Polyphony is a new Ruby library for building concurrent applications in Ruby.
Polyphony provides a comprehensive, structured concurrency model based on Ruby
fibers and using io_uring
or libev
for high-performance I/O operations.
Polyphony is designed to maximize developer happiness. It provides a natural and
fluent API for writing concurrent Ruby apps while using the stock Ruby APIs such
as IO
, Process
, Socket
, OpenSSL
and Net::HTTP
in a concurrent
multi-fiber environment. In addition, Polyphony offers a solid
exception-handling experience that builds on and enhances Ruby's
exception-handling mechanisms.
Polyphony is different from other reactor-based solutions for Ruby in that
there's no need to use special classes for building your app, and there's no
need to setup reactor loops. Everything works the same except you can perform
multiple operations at the same time by creating fibers. In order to start a new
concurrent operation, you simply use Kernel#spin
, which spins up a new fiber
and schedules it for running:
require 'polyphony'
# Kernel#spin returns a Fiber instance
counter = spin do
count = 1
loop do
sleep 1
puts "count: #{count}"
count += 1
end
end
puts "Press return to stop this program"
gets
The above program spins up a fiber named counter
, which counts to infinity.
Meanwhile, the main fiber waits for input from the user, and then exits.

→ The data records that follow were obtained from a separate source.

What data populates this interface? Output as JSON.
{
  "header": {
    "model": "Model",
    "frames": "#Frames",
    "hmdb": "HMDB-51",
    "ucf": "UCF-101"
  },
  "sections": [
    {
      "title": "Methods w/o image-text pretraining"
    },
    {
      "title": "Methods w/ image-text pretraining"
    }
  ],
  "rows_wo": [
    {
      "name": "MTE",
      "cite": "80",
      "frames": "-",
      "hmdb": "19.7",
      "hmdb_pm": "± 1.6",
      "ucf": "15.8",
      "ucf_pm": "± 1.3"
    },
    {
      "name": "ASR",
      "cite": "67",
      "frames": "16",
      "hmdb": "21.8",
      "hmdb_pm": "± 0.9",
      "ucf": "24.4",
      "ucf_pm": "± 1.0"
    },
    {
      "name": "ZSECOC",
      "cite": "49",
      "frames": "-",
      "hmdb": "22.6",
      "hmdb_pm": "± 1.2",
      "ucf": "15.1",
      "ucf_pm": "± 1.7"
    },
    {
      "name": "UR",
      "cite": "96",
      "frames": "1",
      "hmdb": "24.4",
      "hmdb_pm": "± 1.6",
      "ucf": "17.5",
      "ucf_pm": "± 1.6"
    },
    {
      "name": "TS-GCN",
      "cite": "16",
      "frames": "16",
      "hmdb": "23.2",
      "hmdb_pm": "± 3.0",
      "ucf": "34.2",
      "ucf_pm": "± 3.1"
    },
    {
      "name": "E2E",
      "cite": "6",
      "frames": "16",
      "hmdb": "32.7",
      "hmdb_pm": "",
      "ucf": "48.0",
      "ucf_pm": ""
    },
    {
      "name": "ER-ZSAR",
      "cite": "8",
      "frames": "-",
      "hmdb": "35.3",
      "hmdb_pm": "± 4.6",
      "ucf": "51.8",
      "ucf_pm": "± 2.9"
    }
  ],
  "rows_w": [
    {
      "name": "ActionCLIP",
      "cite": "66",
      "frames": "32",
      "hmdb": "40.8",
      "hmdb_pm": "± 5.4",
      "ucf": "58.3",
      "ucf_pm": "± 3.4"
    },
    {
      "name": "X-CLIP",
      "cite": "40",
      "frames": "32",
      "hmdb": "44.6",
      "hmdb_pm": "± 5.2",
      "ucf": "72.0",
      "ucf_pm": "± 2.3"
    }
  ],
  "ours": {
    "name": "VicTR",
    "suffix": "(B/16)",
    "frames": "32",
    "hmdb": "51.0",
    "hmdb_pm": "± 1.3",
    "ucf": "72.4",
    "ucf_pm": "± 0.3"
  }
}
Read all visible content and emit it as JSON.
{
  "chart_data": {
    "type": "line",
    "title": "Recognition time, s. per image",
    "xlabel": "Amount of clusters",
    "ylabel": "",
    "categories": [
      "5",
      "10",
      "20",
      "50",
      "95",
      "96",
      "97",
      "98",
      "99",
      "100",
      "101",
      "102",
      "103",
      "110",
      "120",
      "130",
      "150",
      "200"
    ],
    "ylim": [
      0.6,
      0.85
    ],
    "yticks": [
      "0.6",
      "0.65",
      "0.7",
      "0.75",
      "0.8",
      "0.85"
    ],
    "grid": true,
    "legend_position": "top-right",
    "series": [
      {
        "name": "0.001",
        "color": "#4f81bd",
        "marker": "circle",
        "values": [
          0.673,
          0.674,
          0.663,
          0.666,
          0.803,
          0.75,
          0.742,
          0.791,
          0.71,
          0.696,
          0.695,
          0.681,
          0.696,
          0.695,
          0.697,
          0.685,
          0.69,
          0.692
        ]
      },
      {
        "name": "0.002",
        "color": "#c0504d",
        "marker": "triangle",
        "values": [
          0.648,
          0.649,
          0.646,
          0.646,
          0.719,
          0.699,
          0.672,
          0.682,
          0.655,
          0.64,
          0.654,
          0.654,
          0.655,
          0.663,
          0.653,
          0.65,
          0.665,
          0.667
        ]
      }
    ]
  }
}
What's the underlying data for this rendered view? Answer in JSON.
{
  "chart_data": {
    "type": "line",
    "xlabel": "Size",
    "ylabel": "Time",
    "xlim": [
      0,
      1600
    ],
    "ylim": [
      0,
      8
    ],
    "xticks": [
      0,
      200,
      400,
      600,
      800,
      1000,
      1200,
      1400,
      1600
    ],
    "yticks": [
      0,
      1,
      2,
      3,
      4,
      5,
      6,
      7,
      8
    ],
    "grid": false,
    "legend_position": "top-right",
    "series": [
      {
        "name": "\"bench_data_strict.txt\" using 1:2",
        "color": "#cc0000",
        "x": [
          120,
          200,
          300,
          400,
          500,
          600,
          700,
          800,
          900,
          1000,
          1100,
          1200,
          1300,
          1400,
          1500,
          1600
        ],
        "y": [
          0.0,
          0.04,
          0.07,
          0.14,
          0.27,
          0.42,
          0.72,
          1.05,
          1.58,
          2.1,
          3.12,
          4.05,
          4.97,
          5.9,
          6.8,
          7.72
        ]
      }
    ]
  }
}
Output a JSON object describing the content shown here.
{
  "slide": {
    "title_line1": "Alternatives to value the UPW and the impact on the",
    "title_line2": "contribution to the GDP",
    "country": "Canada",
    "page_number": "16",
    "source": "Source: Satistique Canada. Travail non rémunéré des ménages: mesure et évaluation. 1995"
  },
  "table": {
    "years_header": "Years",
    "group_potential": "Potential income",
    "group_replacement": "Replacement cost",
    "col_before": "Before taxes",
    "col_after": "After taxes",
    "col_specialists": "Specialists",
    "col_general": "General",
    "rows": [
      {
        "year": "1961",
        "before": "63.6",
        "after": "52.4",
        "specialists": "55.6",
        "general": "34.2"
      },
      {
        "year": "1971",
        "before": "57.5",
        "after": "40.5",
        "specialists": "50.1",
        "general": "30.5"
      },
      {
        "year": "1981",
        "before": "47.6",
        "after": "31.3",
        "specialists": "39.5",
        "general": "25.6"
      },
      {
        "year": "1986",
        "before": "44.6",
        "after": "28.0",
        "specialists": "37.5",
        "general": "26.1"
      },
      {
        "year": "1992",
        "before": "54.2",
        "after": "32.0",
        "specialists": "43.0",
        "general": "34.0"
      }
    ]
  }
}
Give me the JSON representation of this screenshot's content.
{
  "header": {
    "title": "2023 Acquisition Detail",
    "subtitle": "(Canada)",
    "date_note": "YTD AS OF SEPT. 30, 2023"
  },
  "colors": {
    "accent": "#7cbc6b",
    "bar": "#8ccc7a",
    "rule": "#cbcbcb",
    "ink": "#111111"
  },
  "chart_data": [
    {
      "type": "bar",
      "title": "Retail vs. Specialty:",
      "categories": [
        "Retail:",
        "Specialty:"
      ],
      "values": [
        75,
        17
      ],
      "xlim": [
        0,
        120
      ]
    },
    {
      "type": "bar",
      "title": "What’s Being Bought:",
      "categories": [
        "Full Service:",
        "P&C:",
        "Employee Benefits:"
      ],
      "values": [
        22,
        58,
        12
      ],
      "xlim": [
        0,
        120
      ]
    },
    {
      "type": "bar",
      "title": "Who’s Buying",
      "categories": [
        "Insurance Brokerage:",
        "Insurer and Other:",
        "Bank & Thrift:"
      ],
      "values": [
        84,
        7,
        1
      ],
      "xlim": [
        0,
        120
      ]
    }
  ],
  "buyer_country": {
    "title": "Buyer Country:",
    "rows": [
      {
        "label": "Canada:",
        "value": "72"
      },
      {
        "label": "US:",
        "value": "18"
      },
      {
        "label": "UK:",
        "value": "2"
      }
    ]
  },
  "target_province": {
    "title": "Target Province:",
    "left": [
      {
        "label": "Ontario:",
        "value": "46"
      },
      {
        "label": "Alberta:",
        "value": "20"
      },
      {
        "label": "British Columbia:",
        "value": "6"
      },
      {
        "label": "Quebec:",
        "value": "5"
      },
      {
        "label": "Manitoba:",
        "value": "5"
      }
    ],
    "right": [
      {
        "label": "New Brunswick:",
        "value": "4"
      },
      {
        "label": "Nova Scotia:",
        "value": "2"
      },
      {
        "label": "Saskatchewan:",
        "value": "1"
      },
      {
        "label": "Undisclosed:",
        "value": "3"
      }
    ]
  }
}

Notice how we haven't introduced any custom classes, and how we used stock APIs
such as Kernel#sleep
and Kernel#gets
. The only hint that this program is
concurrent is the call to Kernel#spin
.
Behind the scenes, Polyphony takes care of automatically switching between
fibers, letting each fiber advance at its own pace according to its duties. For
example, when the main fiber calls gets
, Polyphony starts waiting for data to
come in on STDIN
and then switches control to the counter
fiber. When the
counter
fiber calls sleep 1
, Polyphony starts a timer, and goes looking for
other work. If no other fiber is ready to run, Polyphony simply waits for at
least one event to occur, and then resumes the corresponding fiber.
Fibers are some of Ruby's most underappreciated hidden gems. Up until now, fibers have been used mostly as the underlying mechanism for implementing lazy enumerators and asynchronous generators. Fibers encapsulate, in short, an execution context that can be paused and resumed at will.
Fibers are also at the heart of Polyphony's concurrency model. Polyphony employs fibers as a way to run multiple tasks at once, each task advancing at its own pace, pausing when waiting for an event to occur, and automatically resuming when that event has occurred.
Take for example a web app: in order to fulfil an incoming request, multiple steps are required: querying the database, fetching cached entries from Redis, talking to third-party services such as Twilio or AWS S3. Each step can last tens of milliseconds, and blocks the current thread. Such an app is said to be I/O-bound, that is, it mostly spends its time waiting for some external services.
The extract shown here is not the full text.